= John J. Moses =

John J. Moses is a New York City-based clarinetist who has played with the American Composers Orchestra, The New York Pops, and The Westchester Philharmonic. He has held a soloist or orchestral role in over 200 films and Broadway productions. Moses is a five time Grammy winner.

==Career==

Moses performed at the opening of 26 Broadway productions including "Wicked", "Nine", "Oklahoma!", and "Sweeney Todd", working with Andrea Bocelli, Pat Metheny, and Celine Dion. He performed with the New York City Ballet Orchestra, New York City Opera, New Jersey Symphony Orchestra, the P.D.Q. Bach Orchestra, The New York Philharmonic and the St. Louis Symphony. Moses also worked on a number of film musical scores including "Interview with a Vampire", "You've Got Mail", "Beauty and the Beast", and "Aladdin" as well as television commercials for Buick, Cheerios, and MasterCard.
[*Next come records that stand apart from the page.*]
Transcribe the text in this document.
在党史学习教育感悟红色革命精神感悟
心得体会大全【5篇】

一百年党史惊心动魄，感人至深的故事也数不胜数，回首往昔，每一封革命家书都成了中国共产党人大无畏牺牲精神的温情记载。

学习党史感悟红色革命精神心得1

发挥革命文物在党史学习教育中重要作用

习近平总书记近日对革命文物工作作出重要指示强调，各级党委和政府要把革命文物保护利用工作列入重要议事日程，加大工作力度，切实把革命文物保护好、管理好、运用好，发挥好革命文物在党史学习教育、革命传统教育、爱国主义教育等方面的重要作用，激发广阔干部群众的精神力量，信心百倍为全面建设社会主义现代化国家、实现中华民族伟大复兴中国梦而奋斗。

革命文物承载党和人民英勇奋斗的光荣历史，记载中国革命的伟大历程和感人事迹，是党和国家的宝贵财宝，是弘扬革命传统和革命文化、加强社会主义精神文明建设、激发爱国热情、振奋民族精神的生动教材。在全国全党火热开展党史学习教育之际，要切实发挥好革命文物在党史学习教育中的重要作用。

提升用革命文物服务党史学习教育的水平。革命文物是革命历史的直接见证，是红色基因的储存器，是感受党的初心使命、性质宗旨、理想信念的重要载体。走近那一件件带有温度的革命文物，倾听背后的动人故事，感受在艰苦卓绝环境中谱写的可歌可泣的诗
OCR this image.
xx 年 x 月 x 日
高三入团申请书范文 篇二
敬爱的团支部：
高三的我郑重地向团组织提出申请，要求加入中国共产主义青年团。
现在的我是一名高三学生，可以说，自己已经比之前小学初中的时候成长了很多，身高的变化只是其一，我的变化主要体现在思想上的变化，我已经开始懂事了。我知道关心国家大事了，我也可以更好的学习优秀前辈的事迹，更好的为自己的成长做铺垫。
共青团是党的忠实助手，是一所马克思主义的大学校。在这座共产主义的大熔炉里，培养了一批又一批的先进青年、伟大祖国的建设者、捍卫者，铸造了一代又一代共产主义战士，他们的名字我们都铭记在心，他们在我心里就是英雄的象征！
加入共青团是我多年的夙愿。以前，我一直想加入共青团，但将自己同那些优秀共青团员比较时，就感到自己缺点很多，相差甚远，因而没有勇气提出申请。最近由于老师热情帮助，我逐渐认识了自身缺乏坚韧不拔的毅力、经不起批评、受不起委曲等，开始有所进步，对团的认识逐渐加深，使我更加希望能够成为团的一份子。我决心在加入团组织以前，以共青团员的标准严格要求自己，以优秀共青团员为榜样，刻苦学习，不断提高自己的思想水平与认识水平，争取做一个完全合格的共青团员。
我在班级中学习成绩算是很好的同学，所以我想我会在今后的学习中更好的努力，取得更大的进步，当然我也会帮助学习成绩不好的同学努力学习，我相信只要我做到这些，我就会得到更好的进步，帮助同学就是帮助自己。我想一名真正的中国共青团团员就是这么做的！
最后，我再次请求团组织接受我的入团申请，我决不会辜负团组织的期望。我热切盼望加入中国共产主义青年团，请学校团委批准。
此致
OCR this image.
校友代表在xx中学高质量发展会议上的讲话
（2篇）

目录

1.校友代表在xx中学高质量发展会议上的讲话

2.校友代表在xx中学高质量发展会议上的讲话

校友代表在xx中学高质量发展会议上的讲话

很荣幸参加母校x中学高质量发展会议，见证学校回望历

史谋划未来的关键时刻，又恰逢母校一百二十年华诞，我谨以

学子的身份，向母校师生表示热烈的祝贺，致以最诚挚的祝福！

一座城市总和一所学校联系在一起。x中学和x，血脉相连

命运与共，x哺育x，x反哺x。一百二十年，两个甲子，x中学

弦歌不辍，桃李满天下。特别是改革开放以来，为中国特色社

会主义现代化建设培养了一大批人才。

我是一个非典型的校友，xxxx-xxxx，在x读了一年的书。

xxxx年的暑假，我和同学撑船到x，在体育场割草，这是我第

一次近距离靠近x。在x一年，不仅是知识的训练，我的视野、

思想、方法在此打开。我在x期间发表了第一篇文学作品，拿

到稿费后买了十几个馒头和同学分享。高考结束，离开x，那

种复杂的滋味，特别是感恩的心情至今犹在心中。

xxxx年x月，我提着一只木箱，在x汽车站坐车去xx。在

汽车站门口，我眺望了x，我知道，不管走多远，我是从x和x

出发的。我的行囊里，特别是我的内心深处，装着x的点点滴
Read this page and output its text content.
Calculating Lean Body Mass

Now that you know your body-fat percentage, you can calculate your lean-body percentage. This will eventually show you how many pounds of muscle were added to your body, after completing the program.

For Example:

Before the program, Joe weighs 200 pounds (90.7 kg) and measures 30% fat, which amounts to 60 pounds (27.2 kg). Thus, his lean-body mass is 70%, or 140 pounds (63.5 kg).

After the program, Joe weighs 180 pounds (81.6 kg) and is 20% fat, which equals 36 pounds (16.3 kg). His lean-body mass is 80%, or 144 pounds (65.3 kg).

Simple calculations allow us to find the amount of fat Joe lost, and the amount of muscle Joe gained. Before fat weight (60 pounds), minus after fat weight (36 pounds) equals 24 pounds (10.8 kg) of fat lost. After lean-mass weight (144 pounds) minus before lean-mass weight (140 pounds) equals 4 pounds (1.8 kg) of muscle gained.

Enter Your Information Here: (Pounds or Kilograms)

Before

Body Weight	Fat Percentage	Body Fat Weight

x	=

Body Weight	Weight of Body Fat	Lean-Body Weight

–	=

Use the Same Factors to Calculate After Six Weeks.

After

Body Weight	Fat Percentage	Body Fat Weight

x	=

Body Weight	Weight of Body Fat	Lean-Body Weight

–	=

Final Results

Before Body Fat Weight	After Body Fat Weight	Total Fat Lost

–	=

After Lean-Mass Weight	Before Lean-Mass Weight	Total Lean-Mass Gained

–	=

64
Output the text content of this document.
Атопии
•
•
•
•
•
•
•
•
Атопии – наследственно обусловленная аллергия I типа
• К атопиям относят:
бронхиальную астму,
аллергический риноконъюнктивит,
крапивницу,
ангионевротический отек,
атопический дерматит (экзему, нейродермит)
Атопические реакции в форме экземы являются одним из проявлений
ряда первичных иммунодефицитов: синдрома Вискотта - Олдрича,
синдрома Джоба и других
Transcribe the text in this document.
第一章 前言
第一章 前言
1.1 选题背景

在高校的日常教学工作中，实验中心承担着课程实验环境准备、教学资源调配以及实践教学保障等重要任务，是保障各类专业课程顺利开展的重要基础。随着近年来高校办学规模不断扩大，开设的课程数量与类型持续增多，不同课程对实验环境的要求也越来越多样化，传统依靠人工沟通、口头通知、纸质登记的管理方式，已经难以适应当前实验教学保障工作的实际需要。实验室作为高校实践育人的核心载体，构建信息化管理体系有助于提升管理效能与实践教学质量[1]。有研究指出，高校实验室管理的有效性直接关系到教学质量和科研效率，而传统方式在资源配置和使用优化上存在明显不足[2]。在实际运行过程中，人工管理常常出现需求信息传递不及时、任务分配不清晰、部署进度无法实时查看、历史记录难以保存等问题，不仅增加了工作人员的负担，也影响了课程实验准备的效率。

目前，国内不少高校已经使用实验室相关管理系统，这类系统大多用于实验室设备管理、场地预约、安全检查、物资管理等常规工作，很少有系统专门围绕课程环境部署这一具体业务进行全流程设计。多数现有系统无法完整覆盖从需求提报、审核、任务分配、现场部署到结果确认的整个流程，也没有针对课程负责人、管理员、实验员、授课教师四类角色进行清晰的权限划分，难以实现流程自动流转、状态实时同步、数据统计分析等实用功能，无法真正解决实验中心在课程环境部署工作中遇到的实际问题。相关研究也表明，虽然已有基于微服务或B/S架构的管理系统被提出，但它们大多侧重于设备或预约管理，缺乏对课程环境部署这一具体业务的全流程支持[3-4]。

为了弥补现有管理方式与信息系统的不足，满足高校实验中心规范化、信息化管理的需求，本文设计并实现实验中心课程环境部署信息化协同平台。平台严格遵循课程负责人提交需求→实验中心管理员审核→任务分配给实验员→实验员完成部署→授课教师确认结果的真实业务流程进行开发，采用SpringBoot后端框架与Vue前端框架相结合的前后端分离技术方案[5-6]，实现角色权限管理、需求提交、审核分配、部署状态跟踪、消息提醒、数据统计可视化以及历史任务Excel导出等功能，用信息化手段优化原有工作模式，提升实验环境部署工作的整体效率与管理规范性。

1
He has appeared on The David Letterman Show and Good Morning America.

Moses was a lecturer at The Juilliard School, The Mannes College, and The Manhattan School of Music. Moses has also been part of fourteen festivals; among them The Adare Festival in Ireland, The Cabrillo Festival, Mostly Mozart-NYC, and The Spoleto Festival in Italy.

Moses won five Grammys for his work in Broadway theatre.